Securely, I mean by without packet loss over an Ethernet fabric. This is, I think, a very interesting development that will open up the back end, which currently is very much InfiniBand, but also InfiniBand has its limitations in terms of speed and diameter of the network. So we're looking to play in both spaces. There are, of course, AI opportunities that we have invested in, as Mike mentioned, where the GPUs service wins that we have in which we're in the data center back end also. But the immediate sort of opening for many vendors in this space is, of course, the data center gateways that interconnect data centers.

David Mulholland
Head of Investor Relations, Nokia

Thanks, Vach. And, Mike, do you want to address the CVE question?

Mike Bushong
VP of Data Center and IP Networks, Nokia

Simon, so the basic question is, is Nokia's footprint related to the overall size of the CVE differential? The short answer is, it's probably related, but SR OS has a one or two share outside of China, and so you see good numbers there, and that looks pretty apples to apples with, like, a Juniper or Cisco in the same space. And so what you see there is, like, orders of magnitude difference. Do I think a 66x advantage over a competitor holds? You know, should that really be a 42x advantage or a 35x advantage?

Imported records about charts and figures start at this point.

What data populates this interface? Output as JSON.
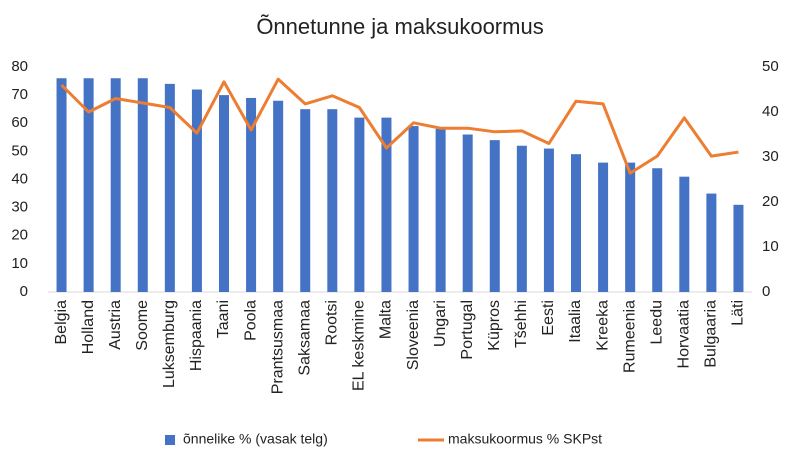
{
  "chart_data": {
    "type": "bar-line",
    "title": "Õnnetunne ja maksukoormus",
    "categories": [
      "Belgia",
      "Holland",
      "Austria",
      "Soome",
      "Luksemburg",
      "Hispaania",
      "Taani",
      "Poola",
      "Prantsusmaa",
      "Saksamaa",
      "Rootsi",
      "EL keskmine",
      "Malta",
      "Sloveenia",
      "Ungari",
      "Portugal",
      "Küpros",
      "Tšehhi",
      "Eesti",
      "Itaalia",
      "Kreeka",
      "Rumeenia",
      "Leedu",
      "Horvaatia",
      "Bulgaaria",
      "Läti"
    ],
    "series": [
      {
        "name": "õnnelike % (vasak telg)",
        "type": "bar",
        "color": "#4472c4",
        "axis": "y",
        "values": [
          76,
          76,
          76,
          76,
          74,
          72,
          70,
          69,
          68,
          65,
          65,
          62,
          62,
          59,
          58,
          56,
          54,
          52,
          51,
          49,
          46,
          46,
          44,
          41,
          35,
          31
        ]
      },
      {
        "name": "maksukoormus % SKPst",
        "type": "line",
        "color": "#ed7d31",
        "axis": "y2",
        "values": [
          46,
          40,
          43,
          42,
          41,
          35.3,
          46.7,
          36,
          47.3,
          41.8,
          43.6,
          41,
          32,
          37.6,
          36.4,
          36.4,
          35.6,
          35.8,
          33,
          42.4,
          41.8,
          26.4,
          30.2,
          38.7,
          30.2,
          31.1
        ]
      }
    ],
    "ylim": [
      0,
      80
    ],
    "yticks": [
      0,
      10,
      20,
      30,
      40,
      50,
      60,
      70,
      80
    ],
    "y2lim": [
      0,
      50
    ],
    "y2ticks": [
      0,
      10,
      20,
      30,
      40,
      50
    ],
    "grid": false,
    "legend": "bottom"
  }
}
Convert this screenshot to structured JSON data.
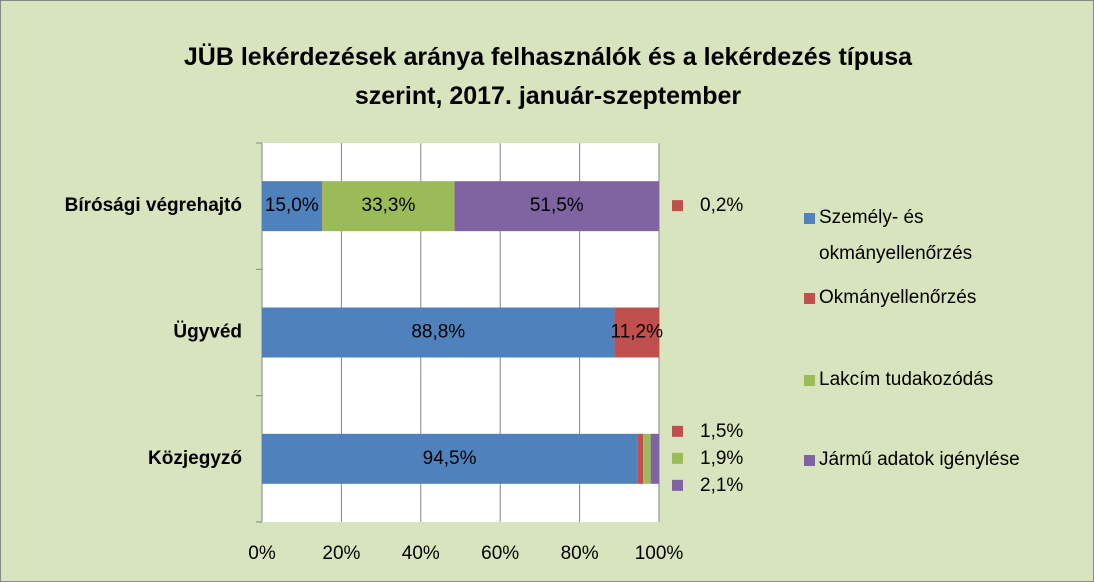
{
  "chart_data": {
    "type": "stacked_barh",
    "title": "JÜB lekérdezések aránya felhasználók és a lekérdezés típusa szerint, 2017. január-szeptember",
    "categories": [
      "Bírósági végrehajtó",
      "Ügyvéd",
      "Közjegyző"
    ],
    "series": [
      {
        "name": "Személy- és okmányellenőrzés",
        "color": "#4f81bd",
        "values": [
          15.0,
          88.8,
          94.5
        ],
        "value_labels": [
          "15,0%",
          "88,8%",
          "94,5%"
        ]
      },
      {
        "name": "Okmányellenőrzés",
        "color": "#c0504d",
        "values": [
          0.2,
          11.2,
          1.5
        ],
        "value_labels": [
          "0,2%",
          "11,2%",
          "1,5%"
        ]
      },
      {
        "name": "Lakcím tudakozódás",
        "color": "#9bbb59",
        "values": [
          33.3,
          null,
          1.9
        ],
        "value_labels": [
          "33,3%",
          null,
          "1,9%"
        ]
      },
      {
        "name": "Jármű adatok igénylése",
        "color": "#8064a2",
        "values": [
          51.5,
          null,
          2.1
        ],
        "value_labels": [
          "51,5%",
          null,
          "2,1%"
        ]
      }
    ],
    "xlim": [
      0,
      100
    ],
    "xticks": [
      {
        "value": 0,
        "label": "0%"
      },
      {
        "value": 20,
        "label": "20%"
      },
      {
        "value": 40,
        "label": "40%"
      },
      {
        "value": 60,
        "label": "60%"
      },
      {
        "value": 80,
        "label": "80%"
      },
      {
        "value": 100,
        "label": "100%"
      }
    ],
    "grid": true,
    "legend": "right"
  }
}
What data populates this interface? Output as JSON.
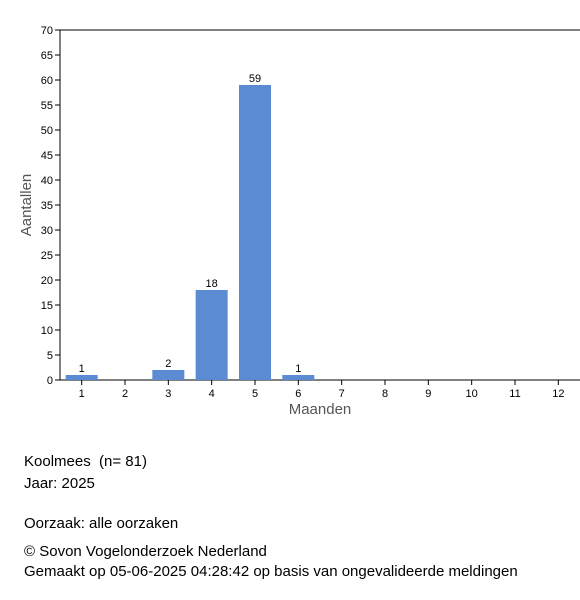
{
  "chart_data": {
    "type": "bar",
    "categories": [
      "1",
      "2",
      "3",
      "4",
      "5",
      "6",
      "7",
      "8",
      "9",
      "10",
      "11",
      "12"
    ],
    "values": [
      1,
      0,
      2,
      18,
      59,
      1,
      0,
      0,
      0,
      0,
      0,
      0
    ],
    "color": "#5b8bd3",
    "ylim": [
      0,
      70
    ],
    "yticks": [
      0,
      5,
      10,
      15,
      20,
      25,
      30,
      35,
      40,
      45,
      50,
      55,
      60,
      65,
      70
    ],
    "x_label": "Maanden",
    "y_label": "Aantallen",
    "captions": [
      "Koolmees  (n= 81)",
      "Jaar: 2025",
      "Oorzaak: alle oorzaken",
      "© Sovon Vogelonderzoek Nederland",
      "Gemaakt op 05-06-2025 04:28:42 op basis van ongevalideerde meldingen"
    ]
  }
}
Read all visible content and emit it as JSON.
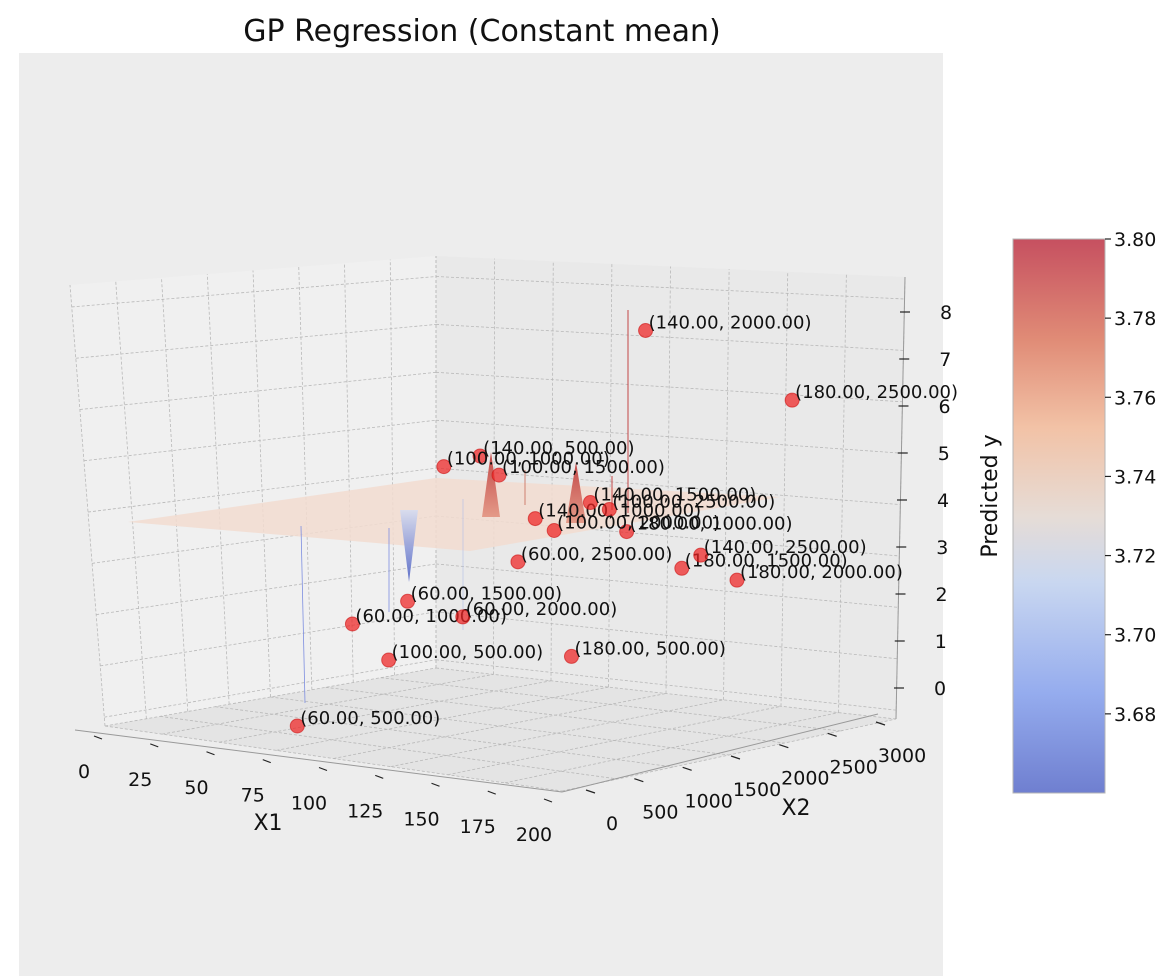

I think you could probably argue the numbers, you know, could come down a little bit over, depending on how you look at how they're deployed, but you're still looking at, you know, 20x, 25x, 30x, 35X difference. So think of it more as, like, the directional. And if you were to look at just overall experience, the actual turnover of incumbent suppliers, and the market share numbers kind of play this out, suggest there's something that's going on beyond there. So I use it as a method of demonstrating that there is a thing there. There is a quantifiable proxy for that thing.

And then, you know, certainly as we expand our footprint, what we expect is that SR Linux, while more nascent than SR OS, will track with SR OS because we're leveraging our investments on the routing side to deliver the switches required to go after the DCI side.

David Mulholland
Head of Investor Relations, Nokia

Thanks, Mike. And thank you to all of the NI management team for joining us today, presenting and answering the questions. Ladies and gentlemen, that does conclude today's event. I would like to remind you that during the event today, we have made a number of forward-looking statements that involve risks and uncertainties. Actual results may therefore differ materially from the results currently expected. Factors that could cause such differences can be both external as well as internal operating factors. We have identified such risks in the Risk Factor section of our annual report on Form 20-F, which is available on our investor relations website. Thank you all for joining us.